There is never a “great” time to pick someone up from the Atlanta airport. It is the busiest airport in the world. This is sometimes a good thing and then it is sometimes a traffic and people nightmare. I am already nervous to be around so many people at one time. I am finding that even just sitting in my car with the doors locked, I am a nervous wreck. I can’t even focus right. I hear a loud whistle coming from a police officer who is doing a horrible job of directing traffic. The noise alone sends me into a different zone. One I can not explain. I find myself nauseous and sweating. My head is hurting. My chest is heaving from breathing so hard. The officer is blowing his whistle again. It seems as if it is louder and he is definitely directing it towards me. My foot is still on the brake and now the cars behind me are starting to blow their horns. I can’t take it. I open the door and I throw up any and everything that is in my system.

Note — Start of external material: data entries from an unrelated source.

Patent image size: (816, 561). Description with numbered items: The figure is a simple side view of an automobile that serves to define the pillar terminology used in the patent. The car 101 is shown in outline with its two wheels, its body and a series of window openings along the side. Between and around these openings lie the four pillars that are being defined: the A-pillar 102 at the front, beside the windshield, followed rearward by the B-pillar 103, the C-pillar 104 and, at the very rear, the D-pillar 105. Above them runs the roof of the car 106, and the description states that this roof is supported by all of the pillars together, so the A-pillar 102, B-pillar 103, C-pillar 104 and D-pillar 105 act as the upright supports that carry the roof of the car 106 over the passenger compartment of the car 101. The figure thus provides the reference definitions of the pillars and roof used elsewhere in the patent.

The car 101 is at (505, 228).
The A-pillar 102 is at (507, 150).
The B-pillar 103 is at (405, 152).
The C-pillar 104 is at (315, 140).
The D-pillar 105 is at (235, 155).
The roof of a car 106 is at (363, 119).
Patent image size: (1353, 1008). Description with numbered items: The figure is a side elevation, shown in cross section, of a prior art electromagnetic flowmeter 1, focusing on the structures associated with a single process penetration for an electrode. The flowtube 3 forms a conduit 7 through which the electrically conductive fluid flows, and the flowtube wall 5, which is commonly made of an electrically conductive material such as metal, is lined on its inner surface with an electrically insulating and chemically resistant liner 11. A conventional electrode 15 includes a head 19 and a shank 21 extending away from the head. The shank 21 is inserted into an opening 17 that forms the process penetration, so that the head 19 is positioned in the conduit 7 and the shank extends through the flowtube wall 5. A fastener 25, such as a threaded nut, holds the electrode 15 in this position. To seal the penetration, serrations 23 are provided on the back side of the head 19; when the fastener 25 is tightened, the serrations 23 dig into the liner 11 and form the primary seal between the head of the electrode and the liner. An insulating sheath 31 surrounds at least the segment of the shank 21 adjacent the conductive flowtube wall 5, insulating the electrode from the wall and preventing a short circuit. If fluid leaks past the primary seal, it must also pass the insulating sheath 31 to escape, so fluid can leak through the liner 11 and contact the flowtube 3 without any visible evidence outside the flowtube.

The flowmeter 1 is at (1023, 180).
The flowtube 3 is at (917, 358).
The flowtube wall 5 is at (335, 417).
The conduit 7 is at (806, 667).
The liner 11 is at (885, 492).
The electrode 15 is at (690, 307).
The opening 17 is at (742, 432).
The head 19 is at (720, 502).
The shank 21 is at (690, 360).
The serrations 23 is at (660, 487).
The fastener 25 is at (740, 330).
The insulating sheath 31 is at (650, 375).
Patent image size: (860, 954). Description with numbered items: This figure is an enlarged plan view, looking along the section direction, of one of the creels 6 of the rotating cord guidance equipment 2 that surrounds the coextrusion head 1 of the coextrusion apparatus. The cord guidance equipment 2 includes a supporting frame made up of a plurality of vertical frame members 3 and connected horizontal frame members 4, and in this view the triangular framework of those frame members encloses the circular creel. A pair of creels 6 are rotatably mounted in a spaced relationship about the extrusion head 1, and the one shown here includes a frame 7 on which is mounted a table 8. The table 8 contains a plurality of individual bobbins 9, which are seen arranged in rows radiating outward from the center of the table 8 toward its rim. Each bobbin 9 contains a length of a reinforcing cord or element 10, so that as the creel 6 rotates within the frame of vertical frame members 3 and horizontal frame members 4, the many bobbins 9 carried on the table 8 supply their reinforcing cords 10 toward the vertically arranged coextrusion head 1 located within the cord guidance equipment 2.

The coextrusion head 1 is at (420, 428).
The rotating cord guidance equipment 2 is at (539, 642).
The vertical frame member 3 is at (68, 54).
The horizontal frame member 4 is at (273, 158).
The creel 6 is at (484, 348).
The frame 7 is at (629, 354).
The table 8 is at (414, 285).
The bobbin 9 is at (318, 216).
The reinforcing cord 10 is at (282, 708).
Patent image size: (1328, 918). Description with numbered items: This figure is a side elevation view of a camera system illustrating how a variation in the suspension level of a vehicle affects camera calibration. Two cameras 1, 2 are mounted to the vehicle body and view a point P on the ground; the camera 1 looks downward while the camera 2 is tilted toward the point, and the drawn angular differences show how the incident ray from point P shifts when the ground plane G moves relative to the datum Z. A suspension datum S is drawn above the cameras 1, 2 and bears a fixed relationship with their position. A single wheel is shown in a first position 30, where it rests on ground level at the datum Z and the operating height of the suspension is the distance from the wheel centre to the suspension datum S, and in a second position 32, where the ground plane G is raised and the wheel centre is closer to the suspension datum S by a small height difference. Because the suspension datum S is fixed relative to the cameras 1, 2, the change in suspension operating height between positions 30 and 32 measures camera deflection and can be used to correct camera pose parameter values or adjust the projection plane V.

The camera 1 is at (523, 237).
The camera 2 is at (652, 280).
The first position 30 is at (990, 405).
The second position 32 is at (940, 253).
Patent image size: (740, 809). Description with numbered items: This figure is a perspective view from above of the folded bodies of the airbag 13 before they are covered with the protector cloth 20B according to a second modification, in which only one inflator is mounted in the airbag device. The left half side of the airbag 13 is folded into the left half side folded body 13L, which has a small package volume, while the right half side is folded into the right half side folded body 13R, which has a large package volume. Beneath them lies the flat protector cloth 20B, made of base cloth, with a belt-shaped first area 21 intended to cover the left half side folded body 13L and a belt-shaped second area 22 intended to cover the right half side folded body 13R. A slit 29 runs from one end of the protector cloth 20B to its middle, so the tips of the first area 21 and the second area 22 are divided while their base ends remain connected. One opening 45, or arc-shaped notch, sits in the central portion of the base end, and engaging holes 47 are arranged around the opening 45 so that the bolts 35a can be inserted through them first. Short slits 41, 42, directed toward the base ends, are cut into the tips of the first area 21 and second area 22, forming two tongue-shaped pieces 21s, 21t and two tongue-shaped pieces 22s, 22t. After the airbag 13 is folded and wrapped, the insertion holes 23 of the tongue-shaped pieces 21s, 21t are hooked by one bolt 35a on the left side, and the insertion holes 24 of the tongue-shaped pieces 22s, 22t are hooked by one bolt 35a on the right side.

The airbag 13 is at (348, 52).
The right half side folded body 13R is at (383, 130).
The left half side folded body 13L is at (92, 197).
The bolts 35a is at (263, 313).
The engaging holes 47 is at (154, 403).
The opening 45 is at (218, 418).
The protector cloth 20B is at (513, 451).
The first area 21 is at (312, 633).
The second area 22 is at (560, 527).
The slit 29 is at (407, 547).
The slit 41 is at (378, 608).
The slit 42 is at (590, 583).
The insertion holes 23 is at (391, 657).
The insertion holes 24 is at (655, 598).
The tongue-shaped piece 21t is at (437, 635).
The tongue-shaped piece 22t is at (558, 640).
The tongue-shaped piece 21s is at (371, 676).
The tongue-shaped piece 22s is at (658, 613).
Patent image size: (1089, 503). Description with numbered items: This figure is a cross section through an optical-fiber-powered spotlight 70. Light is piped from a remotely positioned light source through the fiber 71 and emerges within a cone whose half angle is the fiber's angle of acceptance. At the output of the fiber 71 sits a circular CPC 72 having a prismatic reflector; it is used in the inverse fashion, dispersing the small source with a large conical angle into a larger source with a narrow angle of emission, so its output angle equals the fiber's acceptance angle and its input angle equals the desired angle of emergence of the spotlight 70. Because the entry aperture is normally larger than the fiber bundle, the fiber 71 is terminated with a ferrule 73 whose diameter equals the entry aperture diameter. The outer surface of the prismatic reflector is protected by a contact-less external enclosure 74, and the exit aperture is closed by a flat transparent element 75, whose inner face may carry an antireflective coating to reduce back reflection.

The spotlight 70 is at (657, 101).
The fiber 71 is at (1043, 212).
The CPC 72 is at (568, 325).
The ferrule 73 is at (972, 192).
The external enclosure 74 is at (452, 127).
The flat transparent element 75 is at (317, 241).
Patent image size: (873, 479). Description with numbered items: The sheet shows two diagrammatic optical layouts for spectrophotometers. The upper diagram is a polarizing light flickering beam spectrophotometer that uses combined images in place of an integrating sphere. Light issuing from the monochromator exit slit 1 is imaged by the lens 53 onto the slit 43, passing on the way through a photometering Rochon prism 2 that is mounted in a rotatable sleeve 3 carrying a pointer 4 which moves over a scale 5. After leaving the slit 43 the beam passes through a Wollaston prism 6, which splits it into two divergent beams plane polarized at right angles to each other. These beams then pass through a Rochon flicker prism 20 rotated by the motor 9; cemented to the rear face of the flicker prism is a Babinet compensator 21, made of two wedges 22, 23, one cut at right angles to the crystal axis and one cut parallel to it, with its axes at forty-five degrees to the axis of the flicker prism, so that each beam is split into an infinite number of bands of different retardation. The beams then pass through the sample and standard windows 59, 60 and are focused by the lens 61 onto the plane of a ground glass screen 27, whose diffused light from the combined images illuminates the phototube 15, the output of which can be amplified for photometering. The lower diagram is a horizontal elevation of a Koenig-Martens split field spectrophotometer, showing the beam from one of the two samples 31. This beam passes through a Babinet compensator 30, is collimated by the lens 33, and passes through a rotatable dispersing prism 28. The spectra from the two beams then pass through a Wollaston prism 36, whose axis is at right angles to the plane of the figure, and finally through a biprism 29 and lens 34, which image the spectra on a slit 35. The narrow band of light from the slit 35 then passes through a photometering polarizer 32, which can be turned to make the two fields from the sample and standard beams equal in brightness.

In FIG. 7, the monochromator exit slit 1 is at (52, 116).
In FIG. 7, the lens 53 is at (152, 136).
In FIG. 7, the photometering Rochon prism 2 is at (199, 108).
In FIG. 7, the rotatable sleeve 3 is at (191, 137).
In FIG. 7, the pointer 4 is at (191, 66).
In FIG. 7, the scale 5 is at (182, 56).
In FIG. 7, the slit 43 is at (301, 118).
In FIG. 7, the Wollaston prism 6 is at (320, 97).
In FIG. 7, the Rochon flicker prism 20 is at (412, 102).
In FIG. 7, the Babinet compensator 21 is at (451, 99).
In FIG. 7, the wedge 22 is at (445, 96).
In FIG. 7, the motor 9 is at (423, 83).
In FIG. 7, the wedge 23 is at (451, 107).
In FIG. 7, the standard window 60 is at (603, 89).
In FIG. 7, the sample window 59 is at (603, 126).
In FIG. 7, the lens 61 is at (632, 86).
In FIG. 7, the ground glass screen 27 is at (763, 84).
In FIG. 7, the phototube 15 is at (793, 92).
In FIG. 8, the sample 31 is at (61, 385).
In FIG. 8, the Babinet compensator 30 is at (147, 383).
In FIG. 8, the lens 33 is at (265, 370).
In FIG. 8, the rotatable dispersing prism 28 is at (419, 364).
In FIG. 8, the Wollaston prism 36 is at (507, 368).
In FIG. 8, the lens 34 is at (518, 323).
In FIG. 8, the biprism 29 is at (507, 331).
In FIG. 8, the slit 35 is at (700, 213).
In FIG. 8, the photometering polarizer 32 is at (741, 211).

The police officer starts to walk towards my car. I am sure to just be nosey, not that he had intentions on helping. I close the door and pull off almost hitting a group of people that are walking across the street to get to the terminal. I see the officer in my rearview approaching me at a fast pace. Fuck him! I am out. I take off again and pull up at the end of the south terminal. Luckily, Daddy is there waiting with his luggage. I pop the trunk and get into the passenger’s side of the car. My father looks at me. I tell him that I am not feeling well and I need for him to drive. He doesn’t argue and we continue our journey onto Grady.
I take some Kleenex from the back seat and I try to clean myself up a bit. Daddy seems to be more concerned about how I wasn’t able to get things straight at the hospital with Jordan. “What the hell is going on at Grady? What is wrong with Jordan?” I explain the details to him in length. You can tell by his face that he is pissed. The only response I get from him is “They really are messing with the wrong one. Don’t worry, I got this!”